Tytuł wpisu w pamiętniku odchudzania:
Historie Wielkiej Wagi na TLC oglądacie?


Lubicie ten dokument? Opowiada o walce ludzie ekstremalnie otyłych 250-350 kg ,tak na prawdę o życie,przy takiej wadze organizm jest już tak obciążony,że w każdej chwili może odmówić posłuszeństwa .

To przykład bohaterek ,oczywiście nie wszystkim udaje się osiągnąć taki sukces ,ale fajnie się to ogląda ,co poniedziałek o 21;30 na Tlc .

  • SuperMarcelina

    SuperMarcelina

    24 lutego 2019, 22:47

    Lubię oglądać. Motywujące i przerażające.

    • LaraEsler

      LaraEsler

      25 lutego 2019, 12:30

      Dokładnie :)

  • zurawinkaaa

    zurawinkaaa

    24 lutego 2019, 20:29

    Oglądam czasami. Program uświadamia że można wpaść w nałóg jedzenia.... I że to taki sam straszny nałóg jak każdy inny.

    • LaraEsler

      LaraEsler

      25 lutego 2019, 12:30

      Chyba jeden z gorszych nałogów ,bo jedzenia nie da się "rzucić" Trzeba dobrze poukładać sobie w głowie

    • zurawinkaaa

      zurawinkaaa

      25 lutego 2019, 13:53

      No niestety !

  • luna1984

    luna1984

    24 lutego 2019, 12:04

    Oglądałam kiedyś. Wow ale wybrałaś przemiany - pięknie teraz te kobiety wyglądają. Mnie to strasznie motywuje jak mogę zobaczyć czyjeś zdjęcia sprzed i po odchudzaniu.
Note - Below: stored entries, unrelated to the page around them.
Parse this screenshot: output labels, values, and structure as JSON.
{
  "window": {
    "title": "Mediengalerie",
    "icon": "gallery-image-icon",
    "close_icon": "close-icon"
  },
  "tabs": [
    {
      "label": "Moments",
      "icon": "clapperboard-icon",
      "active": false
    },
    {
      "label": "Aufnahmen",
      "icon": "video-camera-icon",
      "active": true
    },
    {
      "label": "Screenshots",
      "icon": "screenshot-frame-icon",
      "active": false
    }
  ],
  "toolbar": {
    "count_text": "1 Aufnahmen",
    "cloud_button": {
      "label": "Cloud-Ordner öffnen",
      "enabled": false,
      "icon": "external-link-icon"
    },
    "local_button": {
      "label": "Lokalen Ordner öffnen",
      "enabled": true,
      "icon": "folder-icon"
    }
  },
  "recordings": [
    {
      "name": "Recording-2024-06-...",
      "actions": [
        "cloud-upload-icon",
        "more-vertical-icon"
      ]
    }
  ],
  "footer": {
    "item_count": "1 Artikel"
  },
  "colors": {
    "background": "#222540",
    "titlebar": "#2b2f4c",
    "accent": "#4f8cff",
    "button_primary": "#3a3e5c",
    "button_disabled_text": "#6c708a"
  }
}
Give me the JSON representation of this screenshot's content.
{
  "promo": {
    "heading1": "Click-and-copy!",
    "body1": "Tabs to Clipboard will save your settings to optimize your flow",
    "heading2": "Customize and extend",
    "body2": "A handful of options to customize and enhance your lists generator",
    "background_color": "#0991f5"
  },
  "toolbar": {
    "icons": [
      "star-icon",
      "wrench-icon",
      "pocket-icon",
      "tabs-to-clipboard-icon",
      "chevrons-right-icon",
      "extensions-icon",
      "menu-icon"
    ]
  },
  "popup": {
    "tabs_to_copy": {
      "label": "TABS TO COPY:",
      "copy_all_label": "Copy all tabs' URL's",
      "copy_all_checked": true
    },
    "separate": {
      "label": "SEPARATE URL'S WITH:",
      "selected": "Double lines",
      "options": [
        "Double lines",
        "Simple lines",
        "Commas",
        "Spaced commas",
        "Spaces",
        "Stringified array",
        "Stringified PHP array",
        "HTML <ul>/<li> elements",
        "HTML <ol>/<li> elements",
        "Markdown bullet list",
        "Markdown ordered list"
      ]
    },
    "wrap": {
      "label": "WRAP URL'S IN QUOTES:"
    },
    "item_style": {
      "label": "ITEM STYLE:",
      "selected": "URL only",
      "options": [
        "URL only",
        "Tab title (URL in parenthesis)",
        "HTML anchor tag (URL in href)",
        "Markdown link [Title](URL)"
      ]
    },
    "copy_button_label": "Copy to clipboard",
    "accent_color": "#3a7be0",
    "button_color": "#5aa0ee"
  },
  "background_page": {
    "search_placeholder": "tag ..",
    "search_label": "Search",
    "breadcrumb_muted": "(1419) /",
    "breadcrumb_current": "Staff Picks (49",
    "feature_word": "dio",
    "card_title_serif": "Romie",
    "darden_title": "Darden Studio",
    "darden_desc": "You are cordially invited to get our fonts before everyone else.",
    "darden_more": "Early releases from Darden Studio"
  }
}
Szczególnie osób które ważą podobnie jak ja i mają podobny cel. Zawsze wtedy sobie mówię, że skoro im się udało to mi też musi. W przypadku tych osób z TLC to już nie sprawa estetyki ale życia i śmierci.

    • LaraEsler

      LaraEsler

      25 lutego 2019, 12:32

      Były odcinki podczas których pacjenci zmarli ,nie zdąrzyli...

  • kiedysschudne91

    kiedysschudne91

    24 lutego 2019, 11:10

    Tak, znam i oglądam! Nie wiem jak ludzie są w stanie sie doprowadzić do tak skrajnej otyłości! Psychika.. Podziwiam jak udaje im się zmienic!

  • Matyldosz

    Matyldosz

    24 lutego 2019, 11:03

    Czasami oglądam,ale przeraża mnie to. Ci ludzie potrzebują pomocy psychologicznej. Oglądam dla przestrogi.

    • poprAniolek

      poprAniolek

      24 lutego 2019, 16:52

      Zgadzam się w 100%. Tylko że ja z nadmiaru wolnego czasu oglądam często. Również jako przestrogę, żebym pilnowała co i ile żre żeby też podobnie nie skończyć.